My southern colleague does so frequently in his 1170-word love letter to the South Island’s largest city.
It is also the way of the young to rely on the internet as their sole source of knowledge, whereas the older and more mature among us use it merely to support more established, institutional knowledge.
But just as the Crusaders’ favourite son Richie McCaw did so well in playing to that ref and pushing the boundaries at the bottom of a maul, the internet numbers leaned on by the other Mitchell can be described as lies, more lies and damned statistics.
He relies heavily on a change in the rules that breaks Greater Wellington (Christchurch is, sadly, merely a city) into separate centres while practically ignoring the false and still controversial construct that created Auckland’s ‘super city’ of 1.5 million people.
However compelling, the numbers tell just a small part of the story. As any great historian or novelist has observed, greater meaning so often exists between mere lines.
Those numbers tell us that, as of 2018, 212,000 people lived in the tightly defined confines of what people now regard as Wellington city.
That has created a diverse, vibrant centre of commerce, culture and central government business that is unrivalled in the South Island’s largest city, maybe even Auckland.
Wellington was dented but not destroyed in the 2016 Kaiko¯ ura quake. It has challenges but its city centre has something its southern counterpart can not compete with: Life. Loads of it.

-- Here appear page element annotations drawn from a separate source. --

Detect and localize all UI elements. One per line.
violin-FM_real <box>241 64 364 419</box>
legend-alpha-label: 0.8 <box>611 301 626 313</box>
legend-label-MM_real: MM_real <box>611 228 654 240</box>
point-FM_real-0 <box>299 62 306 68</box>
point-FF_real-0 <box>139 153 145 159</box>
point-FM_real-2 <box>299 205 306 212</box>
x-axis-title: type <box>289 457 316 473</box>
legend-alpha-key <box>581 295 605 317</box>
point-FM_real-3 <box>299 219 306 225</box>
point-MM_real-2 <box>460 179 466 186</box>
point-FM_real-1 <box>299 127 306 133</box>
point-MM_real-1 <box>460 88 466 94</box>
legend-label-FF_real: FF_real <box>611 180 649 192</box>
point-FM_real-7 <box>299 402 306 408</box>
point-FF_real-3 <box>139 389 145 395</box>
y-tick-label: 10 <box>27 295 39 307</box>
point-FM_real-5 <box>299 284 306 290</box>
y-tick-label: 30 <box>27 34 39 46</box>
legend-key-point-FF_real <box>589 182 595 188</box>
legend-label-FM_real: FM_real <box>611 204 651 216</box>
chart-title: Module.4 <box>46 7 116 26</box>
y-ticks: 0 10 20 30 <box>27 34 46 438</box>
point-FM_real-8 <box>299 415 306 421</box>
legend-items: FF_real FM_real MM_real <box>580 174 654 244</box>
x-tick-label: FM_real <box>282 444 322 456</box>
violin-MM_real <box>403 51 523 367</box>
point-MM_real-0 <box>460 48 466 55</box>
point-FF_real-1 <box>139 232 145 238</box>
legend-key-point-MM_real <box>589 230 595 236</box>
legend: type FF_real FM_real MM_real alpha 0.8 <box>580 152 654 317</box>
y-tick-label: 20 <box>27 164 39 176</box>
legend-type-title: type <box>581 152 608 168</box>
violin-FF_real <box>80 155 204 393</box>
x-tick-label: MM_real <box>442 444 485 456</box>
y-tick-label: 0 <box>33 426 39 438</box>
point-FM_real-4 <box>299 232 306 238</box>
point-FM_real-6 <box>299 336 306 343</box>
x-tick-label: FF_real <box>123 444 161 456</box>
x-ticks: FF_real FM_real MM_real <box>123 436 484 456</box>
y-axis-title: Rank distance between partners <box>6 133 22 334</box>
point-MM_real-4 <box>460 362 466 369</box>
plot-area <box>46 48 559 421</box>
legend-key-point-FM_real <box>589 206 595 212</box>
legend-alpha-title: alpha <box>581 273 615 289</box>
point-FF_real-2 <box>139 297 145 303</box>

The capital’s streets teem with people at all hours of the day; people pouring out of the many thousands of apartments to live, work and play in its many business, shopping and pleasure precincts.
That number is magnified many times by those heading into Greater Wellington’s centre from its satellite suburbs, towns and cities, where more than 200,000 Wellingtonians live.
These are people proud of their own footholds in the greater diaspora but also of their long-established connections to the capital. Important parts of a greater whole.
Christchurch can swell for the odd festival or attraction but its centre is otherwise a pretty but rather quiet and soulless wasteland, its people pushed out beyond its ring roads by the centrifugal force of earthquake fear and indifference.
Yes, those numbers tell part of the story, but the greater part of that story explains why the capital is Greater Wellington. And will remain so despite the distractions of noisy neighbours.
Last but certainly not least, to our most up-to-date knowledge, the South Island’s largest centre lacks two key prerequisites for any claim to ‘great city’ status: It has neither a bucket fountain nor a rainbow crossing.
‘Nuff said.
The numbers tell just a small part of the story.